"A Mulher Sem Pecado": peça em três atos de Nelson Rodrigues
Matéria de 11/12/1942
É de todo ponto louvável o esforço de
Nelson Rodrigues por encontrar novas formas de expressão para o teatro,
materializando, pela imagem, as lutas psicológicas que se travam no interior
dos indivíduos e que são para a existência humana bem mais importantes e
cruciantes que a luta pela vida. Com o intuito, talvez, de impressionar mais
vivamente o auditório, teatralizou um novel autor uma psicose que, como todas
as psicoses nutrem-se de irrealidades e incoerências, mistura os sentimentos
primários com os "complexos" de origem confusa e desenvolvimento
sinuoso. Tornou dessa fórmula, difícil a percepção das massas e mesmo do
auditório de cultura dramático literária mediana, seu esforço inovador; lançou
a idéia, mas não soube aproveitar-se dela assegurando-lhe o sucesso. Daí a
desagradável impressão do espetáculo maçador que "A Mulher sem
Pecado" injustamente nos deixa, falando do ponto de vista do público em
geral. Agravou essa impressão a presença de símbolos ou de imagens sem
explicação imediata ou remota, a velha mãe paralítica, imobilizada e muda para
sempre por um derrame cerebral e o fantasma de um mendigo, mudo por sua vez. O
outro fantasma, a primeira mulher falecida e que só o cérebro do enfermo, que é
o protagonista, vê e ouve, apresenta-se sempre estranhamente, com as cores de
vida e em toillete de noite. Por quê? O natural, tanto ela quanto o mendigo, é
que se revestissem do aspecto clássico dos defuntos, com a palidez cadavérica,
ao menos. Isso impressionaria mais ao auditório e explicaria melhor o que o
autor pretendeu fixar.
Além disso, Nelson Rodrigues, fascinado
pela figura de perturbado mental que criou, não limitou a irrealidade ao que
ela faz, diz e sente, derramou-a pelas demais personagens, sincronizando-as e
tornando, assim, monótona a ação. O chofer, que se aproveita duma situação, não
agiria na vida real pelo modo porque o que ali se apresenta e se conduz, nem a
esposa, diante das amargas, ofensivas, injustas invectivas do marido daria as
réplicas que a do drama dá. Não se valeu, portanto, do contraste que
emprestaria maior vibração daqueles momentos. Estabelece, assim, uma confusão
grandemente prejudicial ao sentido da peça, altamente nociva se a tivermos de
considerar, não como literatura, mas como teatro.

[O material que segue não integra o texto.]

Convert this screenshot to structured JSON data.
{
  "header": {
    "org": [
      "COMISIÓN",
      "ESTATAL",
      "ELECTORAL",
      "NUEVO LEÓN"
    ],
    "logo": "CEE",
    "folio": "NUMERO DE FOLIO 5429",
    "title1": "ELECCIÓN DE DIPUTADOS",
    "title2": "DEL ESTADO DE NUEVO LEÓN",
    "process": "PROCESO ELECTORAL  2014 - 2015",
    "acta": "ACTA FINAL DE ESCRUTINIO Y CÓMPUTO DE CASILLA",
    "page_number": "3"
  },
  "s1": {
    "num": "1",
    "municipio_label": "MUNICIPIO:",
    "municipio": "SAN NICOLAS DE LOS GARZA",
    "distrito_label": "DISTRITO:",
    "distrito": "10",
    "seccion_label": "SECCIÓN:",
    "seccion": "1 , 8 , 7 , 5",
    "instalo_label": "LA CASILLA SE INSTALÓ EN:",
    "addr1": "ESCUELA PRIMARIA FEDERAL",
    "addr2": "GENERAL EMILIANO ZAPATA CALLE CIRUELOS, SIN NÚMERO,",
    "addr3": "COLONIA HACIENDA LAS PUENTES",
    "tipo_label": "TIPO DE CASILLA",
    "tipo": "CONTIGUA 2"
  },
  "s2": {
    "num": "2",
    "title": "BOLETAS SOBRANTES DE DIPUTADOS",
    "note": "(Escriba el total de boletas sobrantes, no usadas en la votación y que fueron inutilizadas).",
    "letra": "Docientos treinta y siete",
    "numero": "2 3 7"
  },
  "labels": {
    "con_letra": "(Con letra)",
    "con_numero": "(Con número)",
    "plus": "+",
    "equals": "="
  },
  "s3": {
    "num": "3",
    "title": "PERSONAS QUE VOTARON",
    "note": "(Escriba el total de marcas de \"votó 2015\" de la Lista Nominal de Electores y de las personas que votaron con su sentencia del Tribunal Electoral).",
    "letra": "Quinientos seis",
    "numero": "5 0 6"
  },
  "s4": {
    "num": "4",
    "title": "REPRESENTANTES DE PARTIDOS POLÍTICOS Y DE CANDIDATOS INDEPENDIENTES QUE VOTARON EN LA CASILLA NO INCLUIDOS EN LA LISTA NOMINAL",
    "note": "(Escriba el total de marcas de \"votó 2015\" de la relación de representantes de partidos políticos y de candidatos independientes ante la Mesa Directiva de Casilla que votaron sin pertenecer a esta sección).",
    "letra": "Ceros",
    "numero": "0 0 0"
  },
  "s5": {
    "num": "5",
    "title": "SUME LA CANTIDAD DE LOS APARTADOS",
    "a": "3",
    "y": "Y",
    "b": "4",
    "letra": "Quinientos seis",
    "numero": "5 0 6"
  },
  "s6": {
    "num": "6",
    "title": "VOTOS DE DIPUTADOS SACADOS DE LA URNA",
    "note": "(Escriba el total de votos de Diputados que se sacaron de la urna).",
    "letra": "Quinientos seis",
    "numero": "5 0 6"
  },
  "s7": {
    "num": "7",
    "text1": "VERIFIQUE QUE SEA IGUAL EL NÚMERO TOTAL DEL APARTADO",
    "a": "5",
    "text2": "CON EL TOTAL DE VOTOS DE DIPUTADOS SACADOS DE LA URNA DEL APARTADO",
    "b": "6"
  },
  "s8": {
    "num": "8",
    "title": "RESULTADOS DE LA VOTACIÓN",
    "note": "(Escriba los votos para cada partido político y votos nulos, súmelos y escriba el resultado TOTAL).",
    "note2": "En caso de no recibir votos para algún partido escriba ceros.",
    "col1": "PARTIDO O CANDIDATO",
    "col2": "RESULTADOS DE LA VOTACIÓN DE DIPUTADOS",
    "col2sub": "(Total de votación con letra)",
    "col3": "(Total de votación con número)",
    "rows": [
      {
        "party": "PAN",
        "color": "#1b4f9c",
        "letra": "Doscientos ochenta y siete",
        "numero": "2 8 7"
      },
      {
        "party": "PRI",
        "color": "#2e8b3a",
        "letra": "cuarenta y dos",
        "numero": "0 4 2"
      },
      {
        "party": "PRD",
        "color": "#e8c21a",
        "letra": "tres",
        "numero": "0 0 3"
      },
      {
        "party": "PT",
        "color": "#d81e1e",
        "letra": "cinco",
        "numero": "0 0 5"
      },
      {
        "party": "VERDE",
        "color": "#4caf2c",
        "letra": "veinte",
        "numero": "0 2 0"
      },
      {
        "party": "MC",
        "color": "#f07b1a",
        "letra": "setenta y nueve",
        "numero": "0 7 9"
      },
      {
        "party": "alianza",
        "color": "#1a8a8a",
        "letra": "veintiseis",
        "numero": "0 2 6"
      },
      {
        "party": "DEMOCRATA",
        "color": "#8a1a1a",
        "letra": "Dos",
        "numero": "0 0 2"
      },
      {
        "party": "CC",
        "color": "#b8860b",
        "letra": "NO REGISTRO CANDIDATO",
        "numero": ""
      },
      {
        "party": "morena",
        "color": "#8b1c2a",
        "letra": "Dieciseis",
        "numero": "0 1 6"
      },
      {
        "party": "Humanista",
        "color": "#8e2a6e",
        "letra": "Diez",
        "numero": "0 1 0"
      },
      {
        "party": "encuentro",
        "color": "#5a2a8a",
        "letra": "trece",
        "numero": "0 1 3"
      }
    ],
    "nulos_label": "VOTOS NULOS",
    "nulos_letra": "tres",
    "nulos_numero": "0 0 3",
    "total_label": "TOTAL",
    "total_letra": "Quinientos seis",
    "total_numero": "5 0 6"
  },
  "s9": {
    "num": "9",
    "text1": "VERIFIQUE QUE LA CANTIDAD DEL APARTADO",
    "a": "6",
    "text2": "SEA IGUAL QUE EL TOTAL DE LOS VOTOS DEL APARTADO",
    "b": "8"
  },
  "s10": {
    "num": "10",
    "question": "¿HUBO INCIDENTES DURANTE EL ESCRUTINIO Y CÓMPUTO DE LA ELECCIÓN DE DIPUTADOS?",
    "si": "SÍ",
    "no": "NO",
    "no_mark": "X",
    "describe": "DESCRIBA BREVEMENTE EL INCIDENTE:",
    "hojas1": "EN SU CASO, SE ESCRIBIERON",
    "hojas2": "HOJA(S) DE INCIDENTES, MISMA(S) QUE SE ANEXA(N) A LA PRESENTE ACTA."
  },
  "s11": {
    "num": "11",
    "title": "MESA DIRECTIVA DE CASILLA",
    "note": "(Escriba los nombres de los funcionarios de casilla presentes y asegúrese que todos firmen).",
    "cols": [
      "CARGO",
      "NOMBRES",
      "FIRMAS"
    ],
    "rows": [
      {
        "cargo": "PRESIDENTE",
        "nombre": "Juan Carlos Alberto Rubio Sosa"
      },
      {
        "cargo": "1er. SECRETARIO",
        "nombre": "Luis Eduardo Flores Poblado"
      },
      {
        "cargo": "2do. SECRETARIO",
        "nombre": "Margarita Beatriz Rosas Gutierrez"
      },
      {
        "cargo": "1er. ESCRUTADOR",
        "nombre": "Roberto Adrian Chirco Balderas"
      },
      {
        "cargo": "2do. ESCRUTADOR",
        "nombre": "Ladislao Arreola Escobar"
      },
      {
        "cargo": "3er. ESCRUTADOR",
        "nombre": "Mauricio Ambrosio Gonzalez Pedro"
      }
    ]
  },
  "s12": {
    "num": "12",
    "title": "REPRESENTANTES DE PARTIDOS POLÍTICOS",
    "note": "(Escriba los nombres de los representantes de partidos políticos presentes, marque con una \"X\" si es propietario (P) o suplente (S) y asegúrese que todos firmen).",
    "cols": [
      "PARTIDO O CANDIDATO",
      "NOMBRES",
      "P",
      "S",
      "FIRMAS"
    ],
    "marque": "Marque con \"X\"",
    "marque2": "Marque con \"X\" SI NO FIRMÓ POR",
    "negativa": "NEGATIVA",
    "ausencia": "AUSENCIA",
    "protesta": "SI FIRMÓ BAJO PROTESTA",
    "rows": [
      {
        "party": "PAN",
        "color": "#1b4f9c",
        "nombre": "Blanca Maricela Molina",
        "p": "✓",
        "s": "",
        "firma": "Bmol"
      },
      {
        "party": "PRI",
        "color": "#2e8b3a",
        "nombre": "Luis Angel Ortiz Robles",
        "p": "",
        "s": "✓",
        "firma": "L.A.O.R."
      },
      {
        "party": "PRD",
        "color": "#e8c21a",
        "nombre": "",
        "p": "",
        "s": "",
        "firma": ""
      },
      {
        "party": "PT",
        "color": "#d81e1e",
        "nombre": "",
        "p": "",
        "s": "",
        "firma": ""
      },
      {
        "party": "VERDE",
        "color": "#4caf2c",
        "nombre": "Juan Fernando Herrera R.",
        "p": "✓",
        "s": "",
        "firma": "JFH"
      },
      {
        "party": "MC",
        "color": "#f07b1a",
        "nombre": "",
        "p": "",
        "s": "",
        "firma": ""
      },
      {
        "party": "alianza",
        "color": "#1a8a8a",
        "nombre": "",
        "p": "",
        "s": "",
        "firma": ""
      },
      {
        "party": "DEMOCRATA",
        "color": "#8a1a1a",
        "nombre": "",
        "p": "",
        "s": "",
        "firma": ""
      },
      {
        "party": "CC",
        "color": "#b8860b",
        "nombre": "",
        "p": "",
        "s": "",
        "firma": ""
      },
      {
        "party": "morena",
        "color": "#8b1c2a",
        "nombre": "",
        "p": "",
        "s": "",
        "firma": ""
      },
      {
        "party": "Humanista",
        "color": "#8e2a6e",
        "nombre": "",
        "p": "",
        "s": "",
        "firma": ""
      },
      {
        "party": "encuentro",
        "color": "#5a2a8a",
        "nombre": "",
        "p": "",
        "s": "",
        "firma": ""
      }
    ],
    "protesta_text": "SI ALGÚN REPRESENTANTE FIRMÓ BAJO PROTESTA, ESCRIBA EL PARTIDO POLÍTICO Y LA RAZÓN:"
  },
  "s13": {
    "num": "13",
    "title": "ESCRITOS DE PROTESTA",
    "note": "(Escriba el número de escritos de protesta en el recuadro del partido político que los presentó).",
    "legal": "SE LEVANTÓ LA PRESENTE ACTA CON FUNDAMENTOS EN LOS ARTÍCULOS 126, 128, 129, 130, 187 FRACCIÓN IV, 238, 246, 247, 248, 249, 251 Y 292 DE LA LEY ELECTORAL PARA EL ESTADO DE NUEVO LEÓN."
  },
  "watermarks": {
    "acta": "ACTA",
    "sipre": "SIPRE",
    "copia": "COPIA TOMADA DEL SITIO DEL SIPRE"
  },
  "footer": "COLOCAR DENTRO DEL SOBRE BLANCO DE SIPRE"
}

Seria estúpido, porém, negar valor a obra,
que é deveras interessante como esforço de transposição de teatro há um plano
mais elevado, no sentido de análise da criatura humana por dentro, como
pretendeu Pirandello. Ficamos à espera de novas peças de Nelson Rodrigues desse
teor, em que o jovem escritor não procure dificultar o entendimento do que
deseja expressar, como o fez, evidentemente empolgado por sua bela idéia, em
"Mulher sem Pecado".
A interpretação atingiu um alto grau de
homogeneidade, que já é e será mais ainda, no futuro, a principal qualidade dos
espetáculos da comédia brasileira. Teixeira Pinto, Amélia de Oliveira e Rodolfo
Mayer, rivalizam-se em sinceridade, na segurança de suas inflexões e
naturalidade de gestos e atitudes. Os demais, Guiomar Santos e Arando Coutinho,
como Isabel Camarra e Jun Mamoré, em papéis mudos concorreram para boa
impressão que a interpretação causou.